There’s a place between what you were taught to believe and what you actually know. I call it the Between. This is where I write from.

I’m Greg. I’ve spent over thirty years sitting across from people, in journey work and in ordinary conversation, watching what’s actually moving underneath what they say. Not theory. Not a system I read about and adopted. Direct contact, over and over, with what’s real.

You are not stuck. It feels that way. Like something in your life just won’t move. Same situations. Same reactions. Different faces, same structure.

Most people think that means something is wrong with them.

That’s not what I’ve seen.

What I’ve seen is people living inside patterns that were running long before they arrived. You learned them early. Ways of bracing. Ways of proving. Ways of holding everything together so nothing falls apart.

After a while it feels like you. It isn’t.

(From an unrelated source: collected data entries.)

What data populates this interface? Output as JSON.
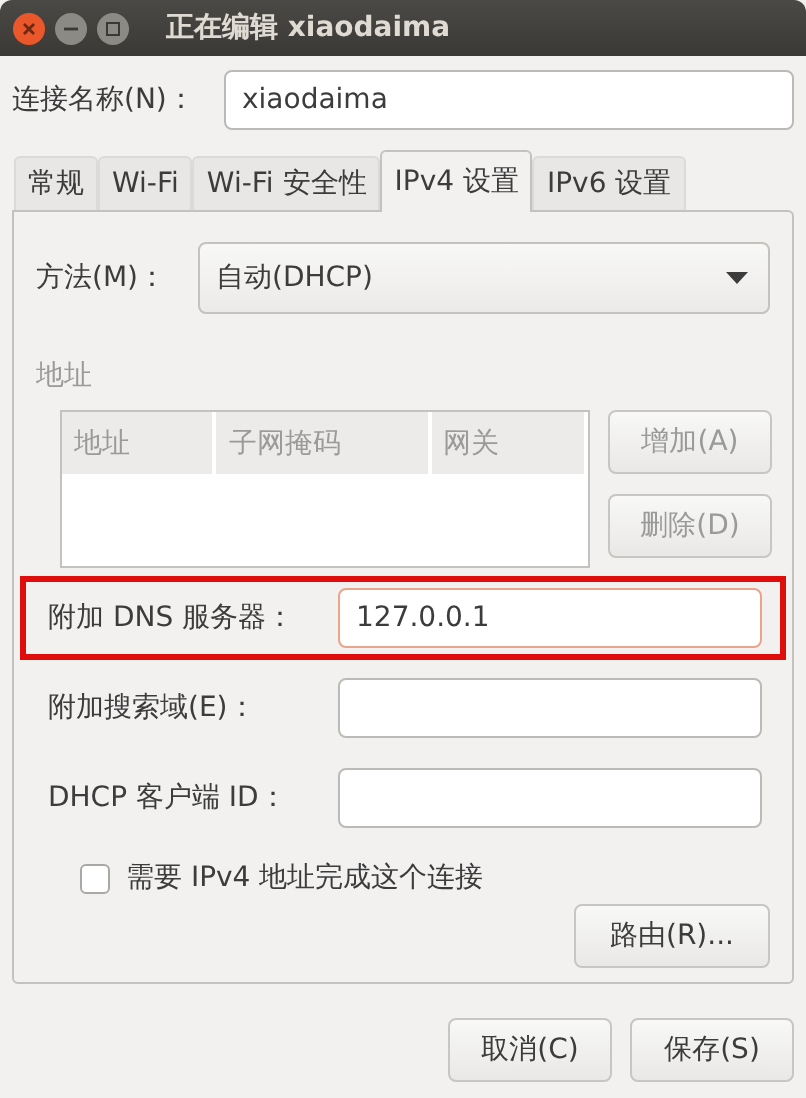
{
  "window": {
    "title": "正在编辑 xiaodaima"
  },
  "connection_name": {
    "label": "连接名称(N)：",
    "value": "xiaodaima"
  },
  "tabs": [
    {
      "label": "常规",
      "selected": false
    },
    {
      "label": "Wi-Fi",
      "selected": false
    },
    {
      "label": "Wi-Fi 安全性",
      "selected": false
    },
    {
      "label": "IPv4 设置",
      "selected": true
    },
    {
      "label": "IPv6 设置",
      "selected": false
    }
  ],
  "method": {
    "label": "方法(M)：",
    "value": "自动(DHCP)"
  },
  "address_section": {
    "title": "地址",
    "columns": [
      "地址",
      "子网掩码",
      "网关"
    ],
    "buttons": [
      {
        "label": "增加(A)",
        "disabled": true
      },
      {
        "label": "删除(D)",
        "disabled": true
      }
    ]
  },
  "fields": [
    {
      "label": "附加 DNS 服务器：",
      "value": "127.0.0.1",
      "focused": true,
      "highlighted": true
    },
    {
      "label": "附加搜索域(E)：",
      "focused": false,
      "highlighted": false
    },
    {
      "label": "DHCP 客户端 ID：",
      "focused": false,
      "highlighted": false
    }
  ],
  "require_ipv4": {
    "label": "需要 IPv4 地址完成这个连接",
    "checked": false
  },
  "routes_button": "路由(R)...",
  "buttons": [
    "取消(C)",
    "保存(S)"
  ]
}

I call these Stories. Not as a concept. As something you can feel when it’s active. That tightness. That pressure. That sense that you have to do something right now.

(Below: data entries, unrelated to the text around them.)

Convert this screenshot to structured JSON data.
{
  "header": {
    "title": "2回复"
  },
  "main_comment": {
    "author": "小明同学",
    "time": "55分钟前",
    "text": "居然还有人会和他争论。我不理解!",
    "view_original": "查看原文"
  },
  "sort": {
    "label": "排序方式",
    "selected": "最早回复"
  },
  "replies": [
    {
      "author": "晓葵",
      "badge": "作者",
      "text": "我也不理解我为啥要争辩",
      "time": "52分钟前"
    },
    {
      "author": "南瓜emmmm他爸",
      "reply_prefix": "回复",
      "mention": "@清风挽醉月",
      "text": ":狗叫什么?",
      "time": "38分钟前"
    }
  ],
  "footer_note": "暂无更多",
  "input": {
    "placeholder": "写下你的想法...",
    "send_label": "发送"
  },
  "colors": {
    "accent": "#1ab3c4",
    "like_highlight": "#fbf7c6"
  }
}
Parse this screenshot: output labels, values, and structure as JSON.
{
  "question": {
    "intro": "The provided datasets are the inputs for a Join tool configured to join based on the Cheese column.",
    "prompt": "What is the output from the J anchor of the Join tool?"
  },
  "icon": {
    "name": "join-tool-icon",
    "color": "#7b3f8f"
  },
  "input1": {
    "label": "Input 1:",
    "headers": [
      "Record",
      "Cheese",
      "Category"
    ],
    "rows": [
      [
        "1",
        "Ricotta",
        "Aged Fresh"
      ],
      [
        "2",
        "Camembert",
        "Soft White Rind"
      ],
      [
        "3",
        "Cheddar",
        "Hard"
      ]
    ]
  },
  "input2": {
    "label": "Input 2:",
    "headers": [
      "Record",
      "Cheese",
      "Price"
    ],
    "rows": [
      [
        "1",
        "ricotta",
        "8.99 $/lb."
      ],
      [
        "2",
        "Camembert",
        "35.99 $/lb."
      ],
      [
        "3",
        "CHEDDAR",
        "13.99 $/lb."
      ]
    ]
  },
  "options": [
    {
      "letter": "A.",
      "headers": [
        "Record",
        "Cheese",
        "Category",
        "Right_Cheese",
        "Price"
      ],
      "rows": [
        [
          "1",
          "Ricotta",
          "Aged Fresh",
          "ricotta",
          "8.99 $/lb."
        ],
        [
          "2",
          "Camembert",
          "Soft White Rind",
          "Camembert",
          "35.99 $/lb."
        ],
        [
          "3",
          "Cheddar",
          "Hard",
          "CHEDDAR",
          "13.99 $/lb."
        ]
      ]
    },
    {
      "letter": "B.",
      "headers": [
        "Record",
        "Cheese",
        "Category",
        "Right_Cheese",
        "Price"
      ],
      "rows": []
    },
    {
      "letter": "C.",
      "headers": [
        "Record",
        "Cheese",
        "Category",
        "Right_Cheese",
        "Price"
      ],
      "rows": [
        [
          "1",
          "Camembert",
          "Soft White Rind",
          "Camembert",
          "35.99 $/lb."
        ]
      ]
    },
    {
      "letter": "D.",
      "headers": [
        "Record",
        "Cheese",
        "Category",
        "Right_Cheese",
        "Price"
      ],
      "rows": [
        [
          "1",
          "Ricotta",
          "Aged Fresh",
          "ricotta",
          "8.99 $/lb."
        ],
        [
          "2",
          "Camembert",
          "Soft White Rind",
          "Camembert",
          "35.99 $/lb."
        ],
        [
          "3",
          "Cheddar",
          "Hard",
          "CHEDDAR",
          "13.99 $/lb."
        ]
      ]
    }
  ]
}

When a Story is running, you’re not choosing. You’re responding to something already in motion.

And if you never see it, it keeps building the same life around you. Different details. Same shape.

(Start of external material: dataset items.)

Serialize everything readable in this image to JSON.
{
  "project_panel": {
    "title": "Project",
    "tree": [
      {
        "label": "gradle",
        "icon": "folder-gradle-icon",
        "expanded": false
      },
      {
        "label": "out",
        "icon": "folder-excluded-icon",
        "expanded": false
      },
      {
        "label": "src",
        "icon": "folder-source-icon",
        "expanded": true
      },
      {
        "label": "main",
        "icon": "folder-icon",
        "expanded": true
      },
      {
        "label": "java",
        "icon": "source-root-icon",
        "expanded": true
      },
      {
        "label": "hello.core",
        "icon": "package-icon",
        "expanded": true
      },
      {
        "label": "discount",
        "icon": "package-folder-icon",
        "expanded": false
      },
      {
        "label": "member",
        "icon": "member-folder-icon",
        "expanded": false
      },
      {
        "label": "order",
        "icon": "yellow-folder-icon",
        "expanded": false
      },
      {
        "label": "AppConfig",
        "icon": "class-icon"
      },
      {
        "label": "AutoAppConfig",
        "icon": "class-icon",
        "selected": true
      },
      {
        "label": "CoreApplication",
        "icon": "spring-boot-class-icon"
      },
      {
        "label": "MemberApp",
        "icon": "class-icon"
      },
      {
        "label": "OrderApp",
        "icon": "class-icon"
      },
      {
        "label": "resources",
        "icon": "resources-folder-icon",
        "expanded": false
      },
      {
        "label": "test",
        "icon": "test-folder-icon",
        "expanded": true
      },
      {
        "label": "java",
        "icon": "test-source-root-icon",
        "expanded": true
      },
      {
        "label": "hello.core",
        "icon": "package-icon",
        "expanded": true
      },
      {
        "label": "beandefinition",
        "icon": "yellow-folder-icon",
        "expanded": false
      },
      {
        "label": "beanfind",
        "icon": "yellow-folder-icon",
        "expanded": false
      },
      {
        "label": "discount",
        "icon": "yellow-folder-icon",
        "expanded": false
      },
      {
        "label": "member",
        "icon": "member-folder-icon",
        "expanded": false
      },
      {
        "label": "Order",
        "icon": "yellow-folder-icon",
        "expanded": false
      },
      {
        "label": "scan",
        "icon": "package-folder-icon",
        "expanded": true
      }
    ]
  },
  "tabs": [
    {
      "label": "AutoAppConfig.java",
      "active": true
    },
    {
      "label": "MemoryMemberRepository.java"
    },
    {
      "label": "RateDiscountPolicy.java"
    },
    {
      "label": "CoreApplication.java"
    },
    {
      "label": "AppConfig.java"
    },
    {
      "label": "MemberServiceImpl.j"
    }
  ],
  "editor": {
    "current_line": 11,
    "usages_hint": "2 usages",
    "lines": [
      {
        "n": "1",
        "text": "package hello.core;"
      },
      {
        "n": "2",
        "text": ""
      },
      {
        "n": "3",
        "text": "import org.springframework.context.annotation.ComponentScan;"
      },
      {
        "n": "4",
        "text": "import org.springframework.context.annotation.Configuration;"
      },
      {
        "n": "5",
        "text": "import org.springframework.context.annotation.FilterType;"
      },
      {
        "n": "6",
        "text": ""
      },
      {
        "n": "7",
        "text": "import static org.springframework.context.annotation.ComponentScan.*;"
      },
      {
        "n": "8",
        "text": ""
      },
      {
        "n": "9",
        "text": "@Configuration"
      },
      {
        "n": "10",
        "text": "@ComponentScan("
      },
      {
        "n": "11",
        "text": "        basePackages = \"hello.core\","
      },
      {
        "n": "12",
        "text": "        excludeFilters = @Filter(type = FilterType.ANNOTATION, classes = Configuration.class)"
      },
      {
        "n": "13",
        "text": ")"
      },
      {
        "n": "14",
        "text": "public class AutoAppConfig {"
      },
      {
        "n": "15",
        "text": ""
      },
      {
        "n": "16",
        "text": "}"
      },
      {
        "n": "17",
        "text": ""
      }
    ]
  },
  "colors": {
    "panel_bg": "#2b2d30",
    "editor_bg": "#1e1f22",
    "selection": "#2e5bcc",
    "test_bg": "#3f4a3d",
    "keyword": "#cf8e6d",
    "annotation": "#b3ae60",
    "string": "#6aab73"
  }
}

That’s the part most people never get shown.

The shift isn’t about thinking differently or changing your behavior. It’s about seeing the pattern while it’s happening. Clearly enough that it loses its grip. Long enough to step out of it.

From there something else becomes available.

Not because you forced it. Because you stopped feeding what wasn’t yours.

This is the same lens I bring to everything I write here. The forces shaping your inner life and the forces shaping the world outside it aren’t separate. Same architecture, different scale. Some of what I write is about the patterns running your relationships and your sense of self. Some of it is about contact, the kind most people haven’t been told is real, and what it’s actually pointing to. All of it comes from the same place. Direct observation, not borrowed belief.

I don’t give you something to believe. I pay attention to what’s actually moving, and I tell you what I see.

The pattern is always there. Once you see it clearly enough, it starts to change.